When you arrive at the building, do not be distracted by the facility. Be swayed not by the multitude of "programs," "groups," events, etc. You need a Sword (Hebrews 6:17), not a Swiss Army knife. Attend in prayer, aware that God the Holy Spirit has drawn you to this place at this time. He has - Lord willing - moved the preacher to the needful text in the Book He Authored. He has guided this servant through the sermon preparation process - this servant who is in chains not of steel but enslaved by the fire in his soul. The exact individuals are in the room who need to be in the room at that moment - the lost, the saved, the confused, the hungry, and (Lord, please!) the spiritual masters who are already praying. This is a Spirit-saturated moment. His Book, His people, His purpose to be revealed. Do not waste this moment. Pray. Pray that in this great hour such a power will occur that is comparable to the first chapter of the Bible.

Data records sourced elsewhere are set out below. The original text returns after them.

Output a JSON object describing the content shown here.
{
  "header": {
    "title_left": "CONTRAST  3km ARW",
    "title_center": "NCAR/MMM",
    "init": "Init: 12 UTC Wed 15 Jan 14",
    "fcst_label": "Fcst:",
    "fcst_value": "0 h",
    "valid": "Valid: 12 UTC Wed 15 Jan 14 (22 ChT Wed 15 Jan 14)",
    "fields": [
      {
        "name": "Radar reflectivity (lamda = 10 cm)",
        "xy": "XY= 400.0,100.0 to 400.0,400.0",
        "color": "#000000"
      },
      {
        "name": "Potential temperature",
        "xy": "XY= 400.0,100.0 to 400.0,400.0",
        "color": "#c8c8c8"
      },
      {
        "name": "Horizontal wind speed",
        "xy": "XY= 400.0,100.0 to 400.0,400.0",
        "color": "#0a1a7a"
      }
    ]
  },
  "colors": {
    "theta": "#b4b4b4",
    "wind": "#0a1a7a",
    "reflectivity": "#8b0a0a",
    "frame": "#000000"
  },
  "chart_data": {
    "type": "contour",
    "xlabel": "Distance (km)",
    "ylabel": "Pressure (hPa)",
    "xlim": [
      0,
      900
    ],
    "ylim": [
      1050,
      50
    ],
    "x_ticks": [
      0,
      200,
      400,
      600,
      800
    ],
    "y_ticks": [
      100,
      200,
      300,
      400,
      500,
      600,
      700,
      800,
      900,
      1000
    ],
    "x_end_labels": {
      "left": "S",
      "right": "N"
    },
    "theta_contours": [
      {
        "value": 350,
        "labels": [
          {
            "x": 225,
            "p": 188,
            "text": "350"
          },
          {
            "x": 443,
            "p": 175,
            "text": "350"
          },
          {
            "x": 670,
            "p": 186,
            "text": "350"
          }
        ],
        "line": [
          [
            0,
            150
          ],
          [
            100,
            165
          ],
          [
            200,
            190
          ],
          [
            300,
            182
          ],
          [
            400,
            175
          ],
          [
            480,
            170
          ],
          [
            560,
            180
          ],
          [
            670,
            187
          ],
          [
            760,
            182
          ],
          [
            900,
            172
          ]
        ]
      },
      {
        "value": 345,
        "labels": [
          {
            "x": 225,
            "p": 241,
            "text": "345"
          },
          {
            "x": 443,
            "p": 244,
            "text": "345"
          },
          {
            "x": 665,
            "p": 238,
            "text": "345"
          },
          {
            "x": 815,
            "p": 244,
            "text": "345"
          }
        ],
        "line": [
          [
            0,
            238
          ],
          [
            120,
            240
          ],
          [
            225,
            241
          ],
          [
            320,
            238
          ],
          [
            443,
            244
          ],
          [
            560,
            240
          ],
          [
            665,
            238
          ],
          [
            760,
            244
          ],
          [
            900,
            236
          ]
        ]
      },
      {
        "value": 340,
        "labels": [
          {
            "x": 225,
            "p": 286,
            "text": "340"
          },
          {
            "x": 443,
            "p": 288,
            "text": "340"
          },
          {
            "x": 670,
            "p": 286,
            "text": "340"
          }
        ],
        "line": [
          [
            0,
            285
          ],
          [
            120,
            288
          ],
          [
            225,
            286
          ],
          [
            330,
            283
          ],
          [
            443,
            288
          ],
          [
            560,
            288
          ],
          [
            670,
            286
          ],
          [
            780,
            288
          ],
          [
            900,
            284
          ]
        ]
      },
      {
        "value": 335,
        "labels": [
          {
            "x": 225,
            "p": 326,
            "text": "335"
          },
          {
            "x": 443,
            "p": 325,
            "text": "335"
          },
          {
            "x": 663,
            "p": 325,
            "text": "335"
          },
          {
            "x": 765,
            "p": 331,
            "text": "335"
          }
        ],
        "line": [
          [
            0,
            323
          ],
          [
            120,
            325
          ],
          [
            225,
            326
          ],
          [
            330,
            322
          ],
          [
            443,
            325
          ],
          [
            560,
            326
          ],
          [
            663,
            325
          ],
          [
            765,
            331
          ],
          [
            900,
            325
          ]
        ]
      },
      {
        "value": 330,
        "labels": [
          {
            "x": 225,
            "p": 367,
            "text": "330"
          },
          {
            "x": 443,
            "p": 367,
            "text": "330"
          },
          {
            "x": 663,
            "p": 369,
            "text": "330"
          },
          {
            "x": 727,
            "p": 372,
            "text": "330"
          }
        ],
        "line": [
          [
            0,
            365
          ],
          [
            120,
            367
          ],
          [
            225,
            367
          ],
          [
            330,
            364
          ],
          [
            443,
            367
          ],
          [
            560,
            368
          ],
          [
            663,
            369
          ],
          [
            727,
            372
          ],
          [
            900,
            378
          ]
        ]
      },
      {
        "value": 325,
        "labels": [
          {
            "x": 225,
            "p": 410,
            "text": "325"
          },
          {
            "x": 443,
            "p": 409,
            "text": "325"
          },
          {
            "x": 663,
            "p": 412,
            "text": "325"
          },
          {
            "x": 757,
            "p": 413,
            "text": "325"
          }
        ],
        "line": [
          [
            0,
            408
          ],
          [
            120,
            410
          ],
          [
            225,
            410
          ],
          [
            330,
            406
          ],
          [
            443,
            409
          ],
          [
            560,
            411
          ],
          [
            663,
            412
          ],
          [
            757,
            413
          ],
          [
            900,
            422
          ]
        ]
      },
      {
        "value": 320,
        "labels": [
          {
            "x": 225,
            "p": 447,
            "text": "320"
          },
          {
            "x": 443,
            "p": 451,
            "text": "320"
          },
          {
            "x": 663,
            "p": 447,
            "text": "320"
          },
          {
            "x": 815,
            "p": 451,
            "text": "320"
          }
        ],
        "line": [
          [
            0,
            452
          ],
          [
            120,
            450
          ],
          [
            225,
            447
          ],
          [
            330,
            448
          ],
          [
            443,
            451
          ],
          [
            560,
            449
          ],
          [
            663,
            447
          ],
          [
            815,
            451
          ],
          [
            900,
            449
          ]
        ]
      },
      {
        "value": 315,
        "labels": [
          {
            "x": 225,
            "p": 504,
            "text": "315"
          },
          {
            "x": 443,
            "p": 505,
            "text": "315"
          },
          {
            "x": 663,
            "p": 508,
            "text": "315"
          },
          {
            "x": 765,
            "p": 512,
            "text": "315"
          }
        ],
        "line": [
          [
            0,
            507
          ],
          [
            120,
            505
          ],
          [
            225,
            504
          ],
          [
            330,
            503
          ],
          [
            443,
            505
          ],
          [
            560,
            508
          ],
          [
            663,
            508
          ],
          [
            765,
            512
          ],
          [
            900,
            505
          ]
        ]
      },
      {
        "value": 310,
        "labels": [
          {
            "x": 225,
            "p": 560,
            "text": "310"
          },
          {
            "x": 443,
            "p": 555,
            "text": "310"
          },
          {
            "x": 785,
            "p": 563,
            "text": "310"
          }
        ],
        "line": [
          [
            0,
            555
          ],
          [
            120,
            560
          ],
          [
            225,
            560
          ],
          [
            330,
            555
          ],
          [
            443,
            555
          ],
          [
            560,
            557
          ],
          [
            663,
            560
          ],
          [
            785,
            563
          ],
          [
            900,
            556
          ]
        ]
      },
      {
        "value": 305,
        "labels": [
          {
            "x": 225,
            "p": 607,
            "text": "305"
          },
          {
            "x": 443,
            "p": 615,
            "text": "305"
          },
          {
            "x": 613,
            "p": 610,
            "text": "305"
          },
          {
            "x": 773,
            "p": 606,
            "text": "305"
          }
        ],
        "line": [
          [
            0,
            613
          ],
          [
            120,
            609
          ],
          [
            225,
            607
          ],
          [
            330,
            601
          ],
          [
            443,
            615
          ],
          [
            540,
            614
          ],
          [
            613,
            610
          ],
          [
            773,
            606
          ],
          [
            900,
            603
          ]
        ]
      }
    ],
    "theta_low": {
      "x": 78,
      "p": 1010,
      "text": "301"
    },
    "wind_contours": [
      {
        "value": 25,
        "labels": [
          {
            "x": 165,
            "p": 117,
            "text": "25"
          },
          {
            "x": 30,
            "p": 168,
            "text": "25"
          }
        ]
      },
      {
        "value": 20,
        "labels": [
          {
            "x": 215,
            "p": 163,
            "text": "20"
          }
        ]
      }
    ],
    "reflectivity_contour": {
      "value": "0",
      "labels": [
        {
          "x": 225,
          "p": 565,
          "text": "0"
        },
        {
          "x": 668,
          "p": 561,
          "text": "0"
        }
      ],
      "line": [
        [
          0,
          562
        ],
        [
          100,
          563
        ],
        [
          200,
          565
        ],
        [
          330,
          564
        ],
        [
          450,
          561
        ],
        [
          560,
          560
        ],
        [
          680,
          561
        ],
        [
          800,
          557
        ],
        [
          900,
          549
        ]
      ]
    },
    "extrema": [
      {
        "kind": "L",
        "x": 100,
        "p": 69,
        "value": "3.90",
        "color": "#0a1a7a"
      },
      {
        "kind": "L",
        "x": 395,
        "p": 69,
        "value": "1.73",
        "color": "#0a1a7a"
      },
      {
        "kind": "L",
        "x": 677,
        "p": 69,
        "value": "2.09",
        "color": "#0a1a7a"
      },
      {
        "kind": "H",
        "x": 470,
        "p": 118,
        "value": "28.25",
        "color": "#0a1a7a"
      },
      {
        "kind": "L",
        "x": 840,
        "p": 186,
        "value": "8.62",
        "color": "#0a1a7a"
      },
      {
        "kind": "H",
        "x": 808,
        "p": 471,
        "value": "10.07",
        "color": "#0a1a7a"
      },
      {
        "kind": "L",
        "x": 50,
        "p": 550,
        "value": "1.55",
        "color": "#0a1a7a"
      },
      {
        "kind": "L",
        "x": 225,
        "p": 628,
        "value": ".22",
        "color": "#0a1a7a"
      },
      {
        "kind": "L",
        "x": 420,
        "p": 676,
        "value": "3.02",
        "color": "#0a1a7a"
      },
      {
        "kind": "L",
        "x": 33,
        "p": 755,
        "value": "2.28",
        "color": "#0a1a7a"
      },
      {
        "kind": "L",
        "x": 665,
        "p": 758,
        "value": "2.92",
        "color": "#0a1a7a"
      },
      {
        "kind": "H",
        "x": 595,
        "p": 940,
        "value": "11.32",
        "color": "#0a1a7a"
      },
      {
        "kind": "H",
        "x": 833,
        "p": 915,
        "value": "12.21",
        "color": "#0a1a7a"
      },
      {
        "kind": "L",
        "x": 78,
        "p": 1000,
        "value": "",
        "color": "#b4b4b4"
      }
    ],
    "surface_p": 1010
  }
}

20-40 minutes out of 10,080 spent in the midst of wolves, devouring lions, angels of a false light, deluding spirits, and the doctrines of demons. These things will seem "good for food...a delight to the eyes, and...desirable to make one wise" (Genesis 3:6). These things will seem right to the emotions, the thoughts, and the mass opinion of humanity. "There is a way which seems right to a man, but its end is the way of death" (Proverbs 14:12). If the way that feels right, seems correct, and is agreed upon by my friends leads to death, how can I know the right way? A way that originates outside the heart, mind, and collective wisdom of humanity must be in order. And so we gather to hear the Word of God spoken through His servant to His covenant people. We must pray for the potency of this moment. Through it God will move us toward conformity to His Beloved Son (Romans 8:29) and will reveal more fully His plan to sum up all things in Christ (Ephesians 1:10). We must have this Word. We don't need to hear stories, jokes, or thoughts about how wonderful we are (we'll get this the rest of the week). We need the Word.

So, beloved brothers and sisters, pray in the moment of the sermon.

If you're interested in reading on this subject a little more, consider Ken Ramey's Expository Listening: A Handbook for Hearing and Doing God's Word (Kress Biblical Resources, 2010). It's a relatively short, easy read (and it isn't expensive). While there aren't many works on this topic, this one stands out in its clarity and focus.